A review by leighkhoopes
Big Sex Little Death: A Memoir by Susie Bright

3.0

I have to admit: I had not read any of Susie Bright's work, nor could I really place her name or face when I started reading this book. Then she started dropping names like On Our Backs and bringing up beef with Andrea Dworkin, and it all kind of fell into place.

This is a pretty light memoir that focuses more on Susie's childhood, parents, and early activist life, glossing somewhat over her time as a leader in the second-wave sex-positive queer feminist movement. It's quick and smart, a good introduction to the movement for beginners, and intriguing to see the movement from the hippies of the 1960s to the radicalization of the 1970s and 1980s.

I'm glad it's not heavy on the theory, which is both a good and bad thing I've found in second-wave texts, especially when it comes to a lack of intersectionality. Bright comes close to a good examination of the intricacies of queerness, poverty and feminism, but never takes it any deeper than she could. Bright's stories of the 1970s Midwest Communist labor movement are almost more fascinating than her sexual escapades in San Francisco, because they seem so anachronistic, uncovering a section of history that I for one knew next to nothing about and also revealing the hypocrisies of even the most seemingly liberal movements.

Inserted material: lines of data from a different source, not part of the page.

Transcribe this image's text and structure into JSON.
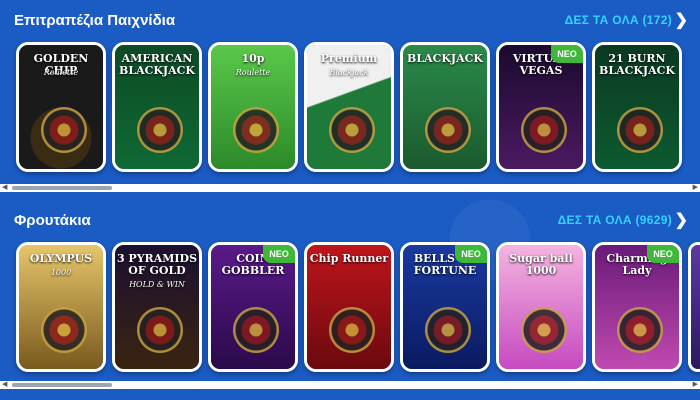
{
  "sections": [
    {
      "title": "Επιτραπέζια Παιχνίδια",
      "see_all": "ΔΕΣ ΤΑ ΟΛΑ (172)",
      "cards": [
        {
          "name": "golden-chip-roulette",
          "label": "GOLDEN CHIP",
          "sub": "Roulette",
          "theme": "t-gold",
          "badge": ""
        },
        {
          "name": "american-blackjack",
          "label": "AMERICAN BLACKJACK",
          "sub": "",
          "theme": "t-green",
          "badge": ""
        },
        {
          "name": "10p-roulette",
          "label": "10p",
          "sub": "Roulette",
          "theme": "t-roulette",
          "badge": ""
        },
        {
          "name": "premium-blackjack",
          "label": "Premium",
          "sub": "Blackjack",
          "theme": "t-table",
          "badge": ""
        },
        {
          "name": "blackjack",
          "label": "BLACKJACK",
          "sub": "",
          "theme": "t-bjblue",
          "badge": ""
        },
        {
          "name": "virtual-vegas-roulette",
          "label": "VIRTUAL VEGAS",
          "sub": "",
          "theme": "t-vegas",
          "badge": "NEO"
        },
        {
          "name": "21-burn-blackjack",
          "label": "21 BURN BLACKJACK",
          "sub": "",
          "theme": "t-21",
          "badge": ""
        }
      ]
    },
    {
      "title": "Φρουτάκια",
      "see_all": "ΔΕΣ ΤΑ ΟΛΑ (9629)",
      "cards": [
        {
          "name": "drops-wins-olympus",
          "label": "OLYMPUS",
          "sub": "1000",
          "theme": "t-zeus",
          "badge": ""
        },
        {
          "name": "3-pyramids-of-gold",
          "label": "3 PYRAMIDS OF GOLD",
          "sub": "HOLD & WIN",
          "theme": "t-pharaoh",
          "badge": ""
        },
        {
          "name": "coin-gobbler",
          "label": "COIN GOBBLER",
          "sub": "",
          "theme": "t-gobbler",
          "badge": "NEO"
        },
        {
          "name": "chip-runner",
          "label": "Chip Runner",
          "sub": "",
          "theme": "t-chip",
          "badge": ""
        },
        {
          "name": "bells-of-fortune",
          "label": "BELLS OF FORTUNE",
          "sub": "",
          "theme": "t-bells",
          "badge": "NEO"
        },
        {
          "name": "sugar-ball-1000",
          "label": "Sugar ball 1000",
          "sub": "",
          "theme": "t-sugar",
          "badge": ""
        },
        {
          "name": "charming-lady",
          "label": "Charming Lady",
          "sub": "",
          "theme": "t-charm",
          "badge": "NEO"
        },
        {
          "name": "partial-card",
          "label": "",
          "sub": "",
          "theme": "t-partial",
          "badge": ""
        }
      ]
    }
  ],
  "colors": {
    "background": "#1a5bc4",
    "see_all_link": "#35d2ff",
    "new_badge": "#3fb83a",
    "card_border": "#ffffff"
  },
  "icons": {
    "see_all_arrow": "chevron-right-icon",
    "scroll_left": "scroll-left-arrow-icon",
    "scroll_right": "scroll-right-arrow-icon"
  }
}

The later chapters feel rushed, but maybe that was just me rushing to finish them. I like her writing style, which sometimes errs on the side of a little too conversational, but I feel like that works when the extremely personal becomes the political. Worth a read for anyone interested in second-wave radical feminism who doesn't mind the details when it comes to sex of all flavors and drugs of every sort.